Paul McCartney, whose “Driving Rain” album was met with relative indifference upon its release in November, could see boosted sales coinciding with his 24-date tour of the U.S. in April and May. Capitol’s Beatles’ “1” compilation, which salvaged EMI’s holiday season in 2000, has now sold more than 8.1 million units and continues to sell about 9,000 per week. An Oscar win on Sunday for McCartney (his “Vanilla Sky” is up for best song) could also bolster sales.
Bonnie Raitt will do a 2-1/2-month tour beginning March 30 behind her first new album in four years, “Silver Lining,” which hits stores April 9.
Capitol, under the guidance of president Andy Slater, is starting to see some positive response for its acts that have been well received by the press. Coldplay’s Grammy-winning “Parachutes” has moved 1.1 million copies in the 20 months since its release. A second album is penciled in for a June release.
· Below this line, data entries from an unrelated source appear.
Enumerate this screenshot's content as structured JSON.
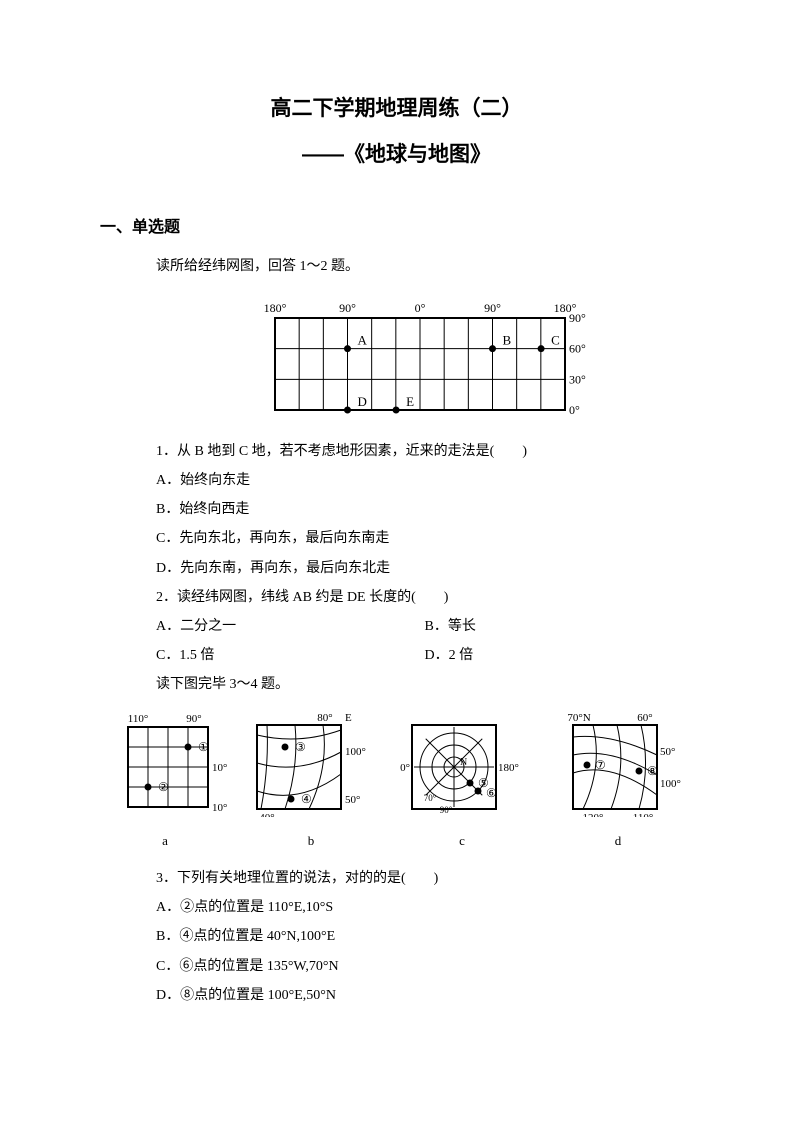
{
  "title_main": "高二下学期地理周练（二）",
  "title_sub": "——《地球与地图》",
  "section1_header": "一、单选题",
  "intro1": "读所给经纬网图，回答 1～2 题。",
  "grid1": {
    "lon_labels": [
      "180°",
      "90°",
      "0°",
      "90°",
      "180°"
    ],
    "lat_labels": [
      "90°",
      "60°",
      "30°",
      "0°"
    ],
    "points": [
      {
        "label": "A",
        "col": 1,
        "row": 1
      },
      {
        "label": "B",
        "col": 3,
        "row": 1
      },
      {
        "label": "C",
        "col": 3.67,
        "row": 1
      },
      {
        "label": "D",
        "col": 1,
        "row": 3
      },
      {
        "label": "E",
        "col": 1.67,
        "row": 3
      }
    ],
    "stroke": "#000000",
    "point_radius": 3.5
  },
  "q1": {
    "text": "1．从 B 地到 C 地，若不考虑地形因素，近来的走法是(　　)",
    "opts": [
      "A．始终向东走",
      "B．始终向西走",
      "C．先向东北，再向东，最后向东南走",
      "D．先向东南，再向东，最后向东北走"
    ]
  },
  "q2": {
    "text": "2．读经纬网图，纬线 AB 约是 DE 长度的(　　)",
    "opts": [
      "A．二分之一",
      "B．等长",
      "C．1.5 倍",
      "D．2 倍"
    ]
  },
  "intro2": "读下图完毕 3～4 题。",
  "diagrams4": {
    "labels": [
      "a",
      "b",
      "c",
      "d"
    ],
    "a": {
      "lon_top": [
        "110°",
        "90°"
      ],
      "lat_right": "10°",
      "lat_bottom": "10°",
      "pts": [
        "①",
        "②"
      ]
    },
    "b": {
      "top": "80°",
      "right": [
        "100°",
        "50°"
      ],
      "bottom": "40°",
      "side": "E",
      "pts": [
        "③",
        "④"
      ]
    },
    "c": {
      "left": "0°",
      "right": "180°",
      "inner": [
        "N",
        "90°",
        "70°"
      ],
      "pts": [
        "⑤",
        "⑥"
      ]
    },
    "d": {
      "top": [
        "70°N",
        "60°"
      ],
      "right": [
        "50°",
        "100°"
      ],
      "bottom": [
        "120°",
        "110°"
      ],
      "pts": [
        "⑦",
        "⑧"
      ]
    },
    "stroke": "#000000"
  },
  "q3": {
    "text": "3．下列有关地理位置的说法，对的的是(　　)",
    "opts": [
      "A．②点的位置是 110°E,10°S",
      "B．④点的位置是 40°N,100°E",
      "C．⑥点的位置是 135°W,70°N",
      "D．⑧点的位置是 100°E,50°N"
    ]
  }
}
Starsailor’s “Love Is Here” has been selling at the pace of most critically acclaimed discs – about 5,000 a week – though it cracked the top 200 for the first time in the week that ended Sunday, selling 7,500 units. The album has hit a total of 80,000 as the latest leg of Starsailor’s U.S. tour wrapped this week; the band does a 16-date tour of Midwestern and Eastern colleges beginning April 4.
Radiohead begins work next month on its sixth Capitol studio album and has announced four European concert dates for the summer.
Over at EMI’s Virgin Records, reeling from the tepid response to discs from Mick Jagger and Lenny Kravitz released late last year, the label will continue its attempt to break new acts in the coming months.
With producer Matt Serletic and former Capitol honcho Roy Lott now running the show, Virgin last year saw the blossoming of Nikka Costa, the marketing push for whom continues despite the lack of strong sales numbers, and the Gorillaz, a cartoon side project that has sold 1.3 million units Stateside. Daft Punk and Air, two highly touted electronic acts from France, did not make expected inroads in the U.S.
Virgin’s current docket is led by N.E.R.D. and the third studio album from Gomez, “In Our Gun,” which comes out Tuesday. N.E.R.D.’s “In Search Of” was the label’s biggest seller last week at a mere 20,000 units – Norah Jones, a jazz singer on EMI’s Blue Note label, was only 30 discs behind. The label also has hopes for the “Blade 2” soundtrack – released last week along with a single featuring Mos Def and Massive Attack – and “Subject to Change” by Switched.
In the past several years, neither Capitol nor Virgin has capitalized on boy bands or the aggro-rock movement led by Limp Bizkit.